While no changes were observed at the control speed, there was a significant reduction in SL at self-selected speeds over the course of the ultramarathon, which is a function of a reduction in running speed but again this indicates suggests that runners naturally selected a cadence and SL that is optimal or very near to being economically optimal (Moore et al. 2012; Moore 2016; Williams and Cavanagh 1987). Indeed, this difference was likely a result of the controlled speed producing forced alterations in running gait.

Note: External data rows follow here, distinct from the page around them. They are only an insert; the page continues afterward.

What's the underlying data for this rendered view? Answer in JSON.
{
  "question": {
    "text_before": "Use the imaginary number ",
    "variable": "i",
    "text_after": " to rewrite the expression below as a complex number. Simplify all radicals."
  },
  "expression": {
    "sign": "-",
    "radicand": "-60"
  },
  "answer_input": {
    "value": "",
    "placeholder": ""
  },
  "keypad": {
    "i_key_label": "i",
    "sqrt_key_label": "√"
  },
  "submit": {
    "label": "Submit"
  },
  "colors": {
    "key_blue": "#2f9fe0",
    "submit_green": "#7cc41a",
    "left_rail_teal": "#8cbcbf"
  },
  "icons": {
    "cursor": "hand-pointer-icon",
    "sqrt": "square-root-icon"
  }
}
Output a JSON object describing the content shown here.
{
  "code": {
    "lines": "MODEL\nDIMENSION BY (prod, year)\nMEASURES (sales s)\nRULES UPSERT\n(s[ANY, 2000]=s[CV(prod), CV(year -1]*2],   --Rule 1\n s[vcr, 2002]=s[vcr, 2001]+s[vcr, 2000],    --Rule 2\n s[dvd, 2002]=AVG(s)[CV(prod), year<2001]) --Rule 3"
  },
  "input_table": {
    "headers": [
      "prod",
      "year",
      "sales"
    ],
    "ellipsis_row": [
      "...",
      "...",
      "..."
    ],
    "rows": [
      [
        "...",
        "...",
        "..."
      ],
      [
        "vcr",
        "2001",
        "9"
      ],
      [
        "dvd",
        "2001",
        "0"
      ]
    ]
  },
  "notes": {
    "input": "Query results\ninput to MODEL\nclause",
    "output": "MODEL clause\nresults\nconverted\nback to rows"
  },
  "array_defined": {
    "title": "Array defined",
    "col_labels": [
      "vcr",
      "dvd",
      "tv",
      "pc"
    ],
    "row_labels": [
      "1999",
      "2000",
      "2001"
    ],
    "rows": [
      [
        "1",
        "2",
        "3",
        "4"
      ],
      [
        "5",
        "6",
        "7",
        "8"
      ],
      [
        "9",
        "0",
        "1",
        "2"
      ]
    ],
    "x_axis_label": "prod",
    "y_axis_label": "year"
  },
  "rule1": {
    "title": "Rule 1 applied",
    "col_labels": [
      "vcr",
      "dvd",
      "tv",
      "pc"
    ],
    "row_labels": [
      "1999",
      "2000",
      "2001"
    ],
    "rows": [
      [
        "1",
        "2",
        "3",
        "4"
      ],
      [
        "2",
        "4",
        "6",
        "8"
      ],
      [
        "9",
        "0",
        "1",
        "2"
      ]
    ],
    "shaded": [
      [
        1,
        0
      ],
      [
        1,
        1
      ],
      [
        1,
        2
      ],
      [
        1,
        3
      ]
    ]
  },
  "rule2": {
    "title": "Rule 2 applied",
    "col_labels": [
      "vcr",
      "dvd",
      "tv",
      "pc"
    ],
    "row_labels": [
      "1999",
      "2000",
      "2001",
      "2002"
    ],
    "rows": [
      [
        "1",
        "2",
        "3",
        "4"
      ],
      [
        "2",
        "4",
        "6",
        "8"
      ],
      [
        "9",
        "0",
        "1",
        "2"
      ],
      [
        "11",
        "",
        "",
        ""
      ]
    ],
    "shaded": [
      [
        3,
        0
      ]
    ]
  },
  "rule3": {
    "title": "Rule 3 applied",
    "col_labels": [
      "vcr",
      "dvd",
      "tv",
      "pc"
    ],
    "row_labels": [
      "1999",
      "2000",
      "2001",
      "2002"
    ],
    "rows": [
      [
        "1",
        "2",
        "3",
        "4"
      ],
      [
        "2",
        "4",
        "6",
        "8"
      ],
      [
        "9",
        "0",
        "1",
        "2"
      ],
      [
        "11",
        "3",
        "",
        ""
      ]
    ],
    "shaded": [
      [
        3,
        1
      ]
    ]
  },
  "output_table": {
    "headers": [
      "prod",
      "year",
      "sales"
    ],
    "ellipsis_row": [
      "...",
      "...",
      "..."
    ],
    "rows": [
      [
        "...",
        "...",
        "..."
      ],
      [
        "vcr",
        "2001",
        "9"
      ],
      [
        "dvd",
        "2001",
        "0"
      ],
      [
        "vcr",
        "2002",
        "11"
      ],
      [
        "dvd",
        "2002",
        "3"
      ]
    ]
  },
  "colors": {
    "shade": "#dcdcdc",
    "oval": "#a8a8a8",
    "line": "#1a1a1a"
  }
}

There was no change in running cadence during self-selected running speeds, and a potential explanation for the increase in Cr with no significant change in spatiotemporal parameters, maybe the change in mechanical properties of the Achilles tendon, such as demonstrated following a 90 min submaximal run which showed a small but significant increase in Cr, by increased muscle fascicle shortening (Fletcher and MacIntosh 2018). Though, it must be noted, that the alternations in running speed between self-selected and control, may have also contributed to this. As mechanical properties were not measured, it should be taken into consideration when designing future investigation into the mechanisms behind changes in Cr in ultramarathon distance events. It is important to acknowledge the benefits and constraints of using a treadmill to analysis running performance. In a recent systematic review and meta-analysis, there was no difference observed between over-ground running and motorised treadmill running for submaximal \(\dot{V}\)O2, heart rate and perceived effort; however, preferred submaximal running speeds were slower and blood lactate concentrations were lower whilst running on a treadmill compared to over-ground (Miller et al. 2019). Whilst, significant differences in ground reaction forces and kinematic variables were observed between over-ground and graded treadmill running, the differences were small and the researchers believe that variables measured on a treadmill may be applicable to over-ground running (Firminger et al. 2018). This is further supported by a meta-analysis comparing biomechanical measures between over-ground and treadmill running, where spatiotemporal, kinematic, kinetic, muscle activity, and muscle–tendon measures were widely comparable (Van Hooren et al. 2019). Therefore, the authors feel confident that the data presented have ecological validity to external ultramarathon events with minimal course elevation.

Conclusion

It has previously been demonstrated that that a greater \(\dot{V}\)O2max, higher F and lower Cr all contribute to successful endurance performance (Gimenez et al. 2013; Joyner and Coyle 2008; Lazzer et al. 2012; Millet et al. 2011; Saunders et al. 2004). However, in this treadmill ultramarathon, \(\dot{V}\)O2max did not contribute to overall performance, with F and Cr explaining 61% of variance in finish time. In this participant cohort, \(\dot{V}\)O2max is less of a performance predictor than F and Cr as event distance increases. Those able to maintain a higher F while adopting strategies to minimise an increase in Cr may be best placed to maximise ultramarathon performance from a physiological standpoint. The small sample size, homogeneity and relatively high training status of the cohort along with a large number of other potential performance determinates (lab versus field study, nutritional and psychological factors) that may contribute to overall ultramarathon performance (Howe et al. 2019), mean that further research needs to be carefully designed (Vernillo et al. 2017) to adequately measure and establish as many key performance determinants as possible. This would then enable a better understanding of the limiting factors of extreme human performance.